Inside, light brown broadcloth covers the large, softly sprung front seats, door panels, and the generous rear seats. Darker brown carpets and gorgeous woodwork provide a pleasing contrast to the seat upholstery. The quality and presentation are excellent and in keeping with the high standard set by the exterior. While it is a two-door coupe, the tall roofline and long wheelbase make for generous accommodations inside. The luxurious appointment includes opening rear windows, individual front seats, and a factory-equipped radio.

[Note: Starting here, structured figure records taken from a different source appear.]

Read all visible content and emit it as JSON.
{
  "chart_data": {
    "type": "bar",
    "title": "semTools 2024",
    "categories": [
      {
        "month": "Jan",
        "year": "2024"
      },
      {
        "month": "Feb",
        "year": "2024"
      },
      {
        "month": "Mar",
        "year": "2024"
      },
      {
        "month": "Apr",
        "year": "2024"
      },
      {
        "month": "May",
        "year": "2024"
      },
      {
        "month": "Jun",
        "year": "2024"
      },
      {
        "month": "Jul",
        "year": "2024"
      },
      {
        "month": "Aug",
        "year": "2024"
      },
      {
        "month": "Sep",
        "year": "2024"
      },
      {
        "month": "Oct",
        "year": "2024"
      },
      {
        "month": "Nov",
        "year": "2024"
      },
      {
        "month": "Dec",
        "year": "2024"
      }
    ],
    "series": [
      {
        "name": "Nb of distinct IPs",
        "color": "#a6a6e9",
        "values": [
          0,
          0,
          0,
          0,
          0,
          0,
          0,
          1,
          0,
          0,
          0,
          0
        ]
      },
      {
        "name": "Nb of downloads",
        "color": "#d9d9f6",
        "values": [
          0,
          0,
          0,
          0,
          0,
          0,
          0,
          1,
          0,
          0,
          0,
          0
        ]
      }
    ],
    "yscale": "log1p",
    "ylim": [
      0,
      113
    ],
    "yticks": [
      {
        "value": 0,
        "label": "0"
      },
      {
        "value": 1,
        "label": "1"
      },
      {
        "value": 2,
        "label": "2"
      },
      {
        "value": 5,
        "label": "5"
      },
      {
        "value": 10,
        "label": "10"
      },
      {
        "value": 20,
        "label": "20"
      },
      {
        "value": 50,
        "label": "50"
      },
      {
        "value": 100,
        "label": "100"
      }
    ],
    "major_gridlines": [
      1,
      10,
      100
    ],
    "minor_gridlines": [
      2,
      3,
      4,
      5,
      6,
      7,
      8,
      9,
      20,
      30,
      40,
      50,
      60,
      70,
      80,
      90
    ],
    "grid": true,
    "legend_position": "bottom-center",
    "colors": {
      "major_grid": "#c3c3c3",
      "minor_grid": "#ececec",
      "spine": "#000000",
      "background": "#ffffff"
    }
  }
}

The big 462 cubic-inch V12 engine presents in good order, with slight mellowing since its meticulous restoration. The black enamel finish is in good condition, with some moderate cracking and “baking off” of the paint in places due to regular use and heat cycles. The presentation is otherwise tidy, with correct hardware, clamps, and fittings used throughout the engine bay. It runs with the smoothness and refinement expected of a multi-cylinder engine of the era. At an impressive 175 horsepower, Pierce’s V12 matched Cadillac’s complex and expensive V16 for output, giving even a large car like the model 1245 very respectable performance. The engine is paired with a three-speed manual transmission, with optional freewheeling.

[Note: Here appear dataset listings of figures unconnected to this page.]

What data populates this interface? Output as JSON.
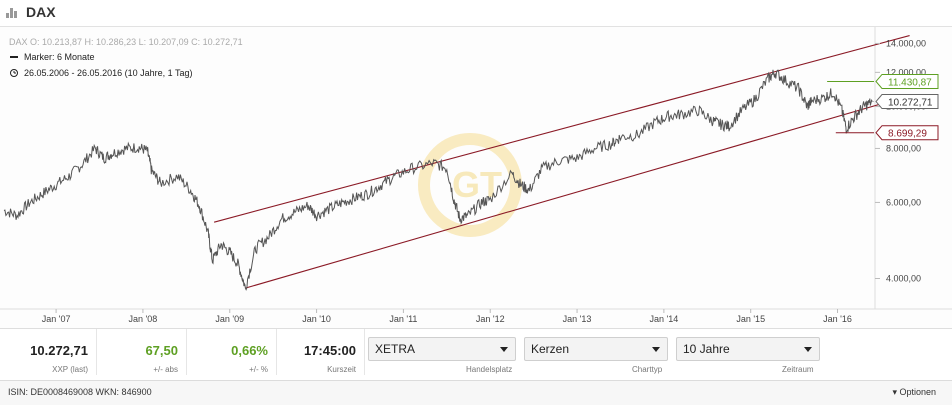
{
  "header": {
    "title": "DAX",
    "icon": "chart-bars-icon"
  },
  "legend": {
    "ohlc": "DAX  O: 10.213,87  H: 10.286,23  L: 10.207,09  C: 10.272,71",
    "marker": "Marker: 6 Monate",
    "range": "26.05.2006 - 26.05.2016 (10 Jahre, 1 Tag)"
  },
  "chart_data": {
    "type": "line",
    "title": "DAX",
    "y_axis_ticks": [
      "4.000,00",
      "6.000,00",
      "8.000,00",
      "10.000,00",
      "12.000,00",
      "14.000,00"
    ],
    "y_axis_values": [
      4000,
      6000,
      8000,
      10000,
      12000,
      14000
    ],
    "x_axis_ticks": [
      "Jan '07",
      "Jan '08",
      "Jan '09",
      "Jan '10",
      "Jan '11",
      "Jan '12",
      "Jan '13",
      "Jan '14",
      "Jan '15",
      "Jan '16"
    ],
    "x_axis_years": [
      2007,
      2008,
      2009,
      2010,
      2011,
      2012,
      2013,
      2014,
      2015,
      2016
    ],
    "xlim": [
      2006.4,
      2016.42
    ],
    "ylim": [
      3400,
      14800
    ],
    "series": [
      {
        "x": [
          2006.4,
          2006.55,
          2006.7,
          2006.85,
          2007.0,
          2007.15,
          2007.3,
          2007.45,
          2007.55,
          2007.65,
          2007.8,
          2007.95,
          2008.05,
          2008.1,
          2008.2,
          2008.4,
          2008.55,
          2008.65,
          2008.75,
          2008.8,
          2008.9,
          2009.0,
          2009.1,
          2009.18,
          2009.3,
          2009.45,
          2009.6,
          2009.75,
          2009.9,
          2010.0,
          2010.15,
          2010.3,
          2010.45,
          2010.6,
          2010.75,
          2010.9,
          2011.1,
          2011.35,
          2011.5,
          2011.58,
          2011.65,
          2011.75,
          2011.9,
          2012.0,
          2012.25,
          2012.35,
          2012.45,
          2012.6,
          2012.8,
          2013.0,
          2013.2,
          2013.4,
          2013.5,
          2013.7,
          2013.9,
          2014.05,
          2014.2,
          2014.4,
          2014.55,
          2014.65,
          2014.75,
          2014.9,
          2015.05,
          2015.2,
          2015.28,
          2015.4,
          2015.55,
          2015.65,
          2015.7,
          2015.85,
          2015.95,
          2016.05,
          2016.1,
          2016.2,
          2016.3,
          2016.4
        ],
        "y": [
          5750,
          5600,
          6000,
          6300,
          6600,
          6900,
          7350,
          8000,
          7600,
          7800,
          8000,
          8050,
          7900,
          7100,
          6650,
          6900,
          6400,
          5900,
          5100,
          4400,
          4800,
          4600,
          4300,
          3800,
          4700,
          5000,
          5500,
          5700,
          5900,
          5600,
          5800,
          6000,
          6150,
          6300,
          6600,
          6900,
          7200,
          7400,
          7200,
          6100,
          5500,
          5600,
          6000,
          6100,
          7000,
          6600,
          6400,
          7200,
          7500,
          7600,
          8000,
          8200,
          8500,
          8600,
          9200,
          9500,
          9600,
          9800,
          9300,
          9100,
          9000,
          9800,
          10400,
          11600,
          12000,
          11500,
          11000,
          10000,
          10300,
          10500,
          10800,
          9800,
          8900,
          9500,
          10000,
          10272.71
        ]
      }
    ],
    "channel": [
      {
        "x": [
          2008.82,
          2016.83
        ],
        "y": [
          5400,
          14600
        ]
      },
      {
        "x": [
          2009.18,
          2016.83
        ],
        "y": [
          3800,
          10600
        ]
      }
    ],
    "markers": [
      {
        "label": "11.430,87",
        "value": 11430.87,
        "color": "#5ea023"
      },
      {
        "label": "10.272,71",
        "value": 10272.71,
        "color": "#666666"
      },
      {
        "label": "8.699,29",
        "value": 8699.29,
        "color": "#8b1a26"
      }
    ],
    "grid": false
  },
  "quote": {
    "last_value": "10.272,71",
    "last_label": "XXP (last)",
    "abs_value": "67,50",
    "abs_label": "+/- abs",
    "pct_value": "0,66%",
    "pct_label": "+/- %",
    "time_value": "17:45:00",
    "time_label": "Kurszeit"
  },
  "controls": {
    "exchange": "XETRA",
    "exchange_label": "Handelsplatz",
    "charttype": "Kerzen",
    "charttype_label": "Charttyp",
    "period": "10 Jahre",
    "period_label": "Zeitraum"
  },
  "footer": {
    "isin": "ISIN: DE0008469008 WKN: 846900",
    "options": "▾ Optionen"
  },
  "colors": {
    "positive": "#5ea023",
    "negative": "#8b1a26",
    "channel": "#8b1a26",
    "price_line": "#555555"
  }
}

Since the restoration was completed, this rare Silver Arrow appeared in numerous prestigious events. It is a CCCA National First Prize winner, it appeared at the Pebble Beach Concours d’Elegance, and it won its class at the 1999 Palo Verdes Concours, and was awarded “Most Elegant” at the Silverado Concours d’Elegance. This Pierce remains in beautiful cosmetic condition and is ready to be enjoyed on CCCA CARavan tours, or with groups such as the AACA or the Pierce-Arrow Society. This is a rare opportunity to acquire one of just two known survivors of Pierce-Arrow’s most stylish and powerful offering from 1935.